Ce n’est en effet pas pour rien si les notions de patrimoine et de monument historique n’ont commencé à émerger largement qu’à partir de 1790 : avec la confiscation des biens de l’Église, puis ceux des nobles émigrés et de la monarchie, les nouveaux maîtres républicains à la tête de l’État se sont trouvés pris en étau entre tumultes populaires ravageurs et continuité de l’autorité. Avec la Commission des Monuments puis la Commission des Arts, l’État va alors s’arroger le monopole de la décision et de la sélection de ce qu’il convenait de raser de l’Ancien Régime, et ce que ses dirigeants entendaient préserver. En référence à une tribu germanique qui saccagea Rome en 455, un député forgea même le néologisme de vandalisme en 1794 afin de stigmatiser ceux des révolutionnaires qui continuaient les destructions du vieux monde (dont les cathédrales de Liège et de Bruges). De la Grande Révolution jusqu’aux insurrections qui ont parcouru le 19e et le début du 20e siècle, la République mit longtemps pour imposer sa notion de monuments sacrés face aux fureurs iconoclastes et au vandalisme de masses insurgées qui revenaient sans cesse saccager ce dont elle se portait désormais garante.

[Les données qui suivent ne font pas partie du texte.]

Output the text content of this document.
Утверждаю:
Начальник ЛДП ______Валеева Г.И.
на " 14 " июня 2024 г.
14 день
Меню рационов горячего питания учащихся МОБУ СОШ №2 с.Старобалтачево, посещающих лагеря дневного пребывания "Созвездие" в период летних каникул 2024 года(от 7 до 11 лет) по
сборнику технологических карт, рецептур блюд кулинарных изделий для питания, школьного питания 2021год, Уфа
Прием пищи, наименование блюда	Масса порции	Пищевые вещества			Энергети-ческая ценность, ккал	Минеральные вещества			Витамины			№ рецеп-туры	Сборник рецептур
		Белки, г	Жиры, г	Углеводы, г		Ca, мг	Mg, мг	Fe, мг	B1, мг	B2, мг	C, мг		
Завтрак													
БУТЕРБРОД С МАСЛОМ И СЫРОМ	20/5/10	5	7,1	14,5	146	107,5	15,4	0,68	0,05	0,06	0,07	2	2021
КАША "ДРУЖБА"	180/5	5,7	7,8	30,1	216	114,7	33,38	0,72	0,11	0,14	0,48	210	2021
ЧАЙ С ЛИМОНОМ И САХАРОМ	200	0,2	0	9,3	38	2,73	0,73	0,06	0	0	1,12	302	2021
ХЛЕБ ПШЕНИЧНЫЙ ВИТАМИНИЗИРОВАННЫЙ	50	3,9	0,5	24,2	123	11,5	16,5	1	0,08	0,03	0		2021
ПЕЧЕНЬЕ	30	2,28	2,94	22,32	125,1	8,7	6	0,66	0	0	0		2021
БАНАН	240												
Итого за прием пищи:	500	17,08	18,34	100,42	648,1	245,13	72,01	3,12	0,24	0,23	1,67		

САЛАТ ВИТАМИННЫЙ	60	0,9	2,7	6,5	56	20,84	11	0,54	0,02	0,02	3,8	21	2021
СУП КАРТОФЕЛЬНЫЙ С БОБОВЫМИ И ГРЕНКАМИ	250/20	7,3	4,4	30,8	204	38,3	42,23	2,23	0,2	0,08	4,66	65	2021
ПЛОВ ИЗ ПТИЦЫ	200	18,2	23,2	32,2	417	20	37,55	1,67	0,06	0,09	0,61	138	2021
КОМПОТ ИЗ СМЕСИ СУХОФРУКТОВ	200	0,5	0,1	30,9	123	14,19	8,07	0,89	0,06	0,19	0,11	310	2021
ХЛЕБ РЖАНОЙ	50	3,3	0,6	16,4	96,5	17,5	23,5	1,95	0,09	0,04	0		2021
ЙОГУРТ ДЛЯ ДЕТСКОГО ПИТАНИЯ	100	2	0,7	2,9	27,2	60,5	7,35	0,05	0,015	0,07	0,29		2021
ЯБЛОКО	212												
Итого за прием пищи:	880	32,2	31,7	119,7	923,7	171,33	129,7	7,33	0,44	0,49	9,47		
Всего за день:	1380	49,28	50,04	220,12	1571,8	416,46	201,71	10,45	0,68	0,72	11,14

Pour en revenir à Paris et à cette cathédrale dont la démolition avait même été envisagée par la ville vers 1830 tant elle était délabrée et n’intéressait plus grand monde (une dizaine d’autres avaient été vendues ou démolies depuis la révolution), elle n’est devenue « patrimoine national », « symbole éternel de la nation » et autres fariboles que suite à la décision contemporaine de l’État de la recréer (inventant sa flèche qui s’est consumée en avril dernier, lui adjoignant une sacristie et un parvis six fois plus grand que l’original, mais aussi toutes ses fameuses chimères) puis de raser tous les autres bâtiments historiques de l’île de la Cité où elle se trouve. Et ce sur ordre d’un fameux baron que Benjamin Péret décrivit comme ayant « peigné Paris avec des mitrailleuses ». Si cette cathédrale est donc encore debout, c’est avant tout le fruit de l’alliance forgée entre 1830 et 1880 par les catholiques qui désiraient réconcilier le pays avec une piété perdue, les monarchistes qui s’efforçaient de renouer avec un proche passé et une bourgeoisie libérale qui reconstruisait l’ancienne capitale selon ses nécessités militaires et marchandes, en conservant ici ou là quelques vestiges passés qui l’intéressaient.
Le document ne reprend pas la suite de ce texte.